My job requires me to do a lot of strange things. I cover everything from wars to wildfires, earthquakes to energy prices, scandals to Spongebob (yep, I once interviewed The Sponge, himself).
Anyway, when I got the call to go to bullfighting school for "Nightline," I thought, "Cool! How hard can it be?"
And when they said I would get a chance to fight a calf, I thought, "Great! Bullfighting a baby is just my speed."
Holy cow, was I wrong.
After a day training with a former professional matador, Dennis Borba, a guy who I swear has a bull's face, me and my fellow students got our chance to face off in the ring.
Up until now, I can tell you, the hardest part of the day was holding the cape, or capote, correctly.
Anyway, when they let the calf into the "arena," I have to say, for the first time I felt fear and thought, "No way am I getting in there with that thing."
It took off from the trailer into the wild of the ring like a motorcycle, full sprint around and around, bashing its horns into the boards that me and my classmates were standing behind.
This was not the kind of baby I had in mind. This was 500 pounds of fury, not much different to my eye than an actual bull.
Immediately, it became clear that I had reason to worry. Two students got chased over the boards and out of the ring right in front of me. One at a time, each was pierced through his clothes by the calf's horns. One tore his shirt and scratched his stomach. The other had his jeans ripped open. Both were lucky to not be in worse shape.
When my turn came, I turned off my feelings and did what I had to do. I stepped into the ring and faced a calf that I swear had it in for me. Finally, it was going to have a steak -- me. A nice semi-kosher slab of hair sprayed, Detroit-grown Neal kabob.
The bull let me take a couple of passes, just enough to feed my ego, so much better for the flavor. And then this mean little calf drew me in for the kill.
It wouldn't charge, so at Matador Borba's urging I got closer and closer ... and still it just stared at me, digging with its hoof in the dirt, like it was getting ready to floor it full speed toward the bull's eye that was my knuckle-headed expression.
When it launched this time, I blew it. I couldn't decide whether to take the calf to my right or left. I was handcuffed and I got creamed head-on. It was like getting hit by a fast-moving couch with horns, really.
Watching the video of it, I see how lucky I was, as the horns pushed in straight under my arm but didn't pierce the skin. On the video, not my proudest performance, you can hear the sickening grunt as I'm hit and plowed over.

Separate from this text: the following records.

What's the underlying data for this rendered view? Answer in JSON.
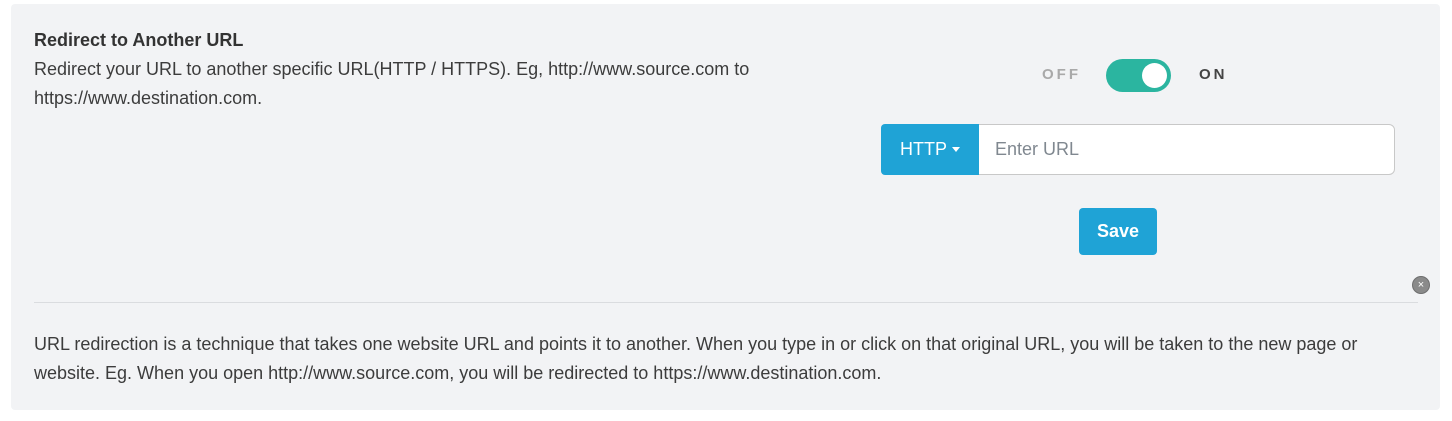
{
  "section": {
    "title": "Redirect to Another URL",
    "description": "Redirect your URL to another specific URL(HTTP / HTTPS). Eg, http://www.source.com to https://www.destination.com."
  },
  "toggle": {
    "off_label": "OFF",
    "on_label": "ON",
    "state": "on",
    "color": "#2bb5a0"
  },
  "url_form": {
    "protocol": "HTTP",
    "input_value": "",
    "input_placeholder": "Enter URL",
    "save_label": "Save",
    "accent_color": "#1fa3d6"
  },
  "close": {
    "icon": "close-icon",
    "glyph": "×"
  },
  "info": {
    "text": "URL redirection is a technique that takes one website URL and points it to another. When you type in or click on that original URL, you will be taken to the new page or website. Eg. When you open http://www.source.com, you will be redirected to https://www.destination.com."
  }
}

I managed to spring right back to my feet, more or less unharmed, foolishly eager to get even and take another run. When I did, the calf blew by me just as I lifted my cape and I tricked it into missing my body.
Right then, Matador Borba said the most memorable thing I heard all day: "Neal, I think it's getting smarter. You might want to quit because this thing could get dangerous."
"Thank you, Matador Borba," I thought, while leaving for the comfort of a more familiar bull -- a kind I like to talk.
And thank you, angry not-so-little calf, I promise to think twice before I order a steak because, wow, did you eat my lunch that day.
Disclaimer: No calves were hurt at bullfighting school. Only foolish humans.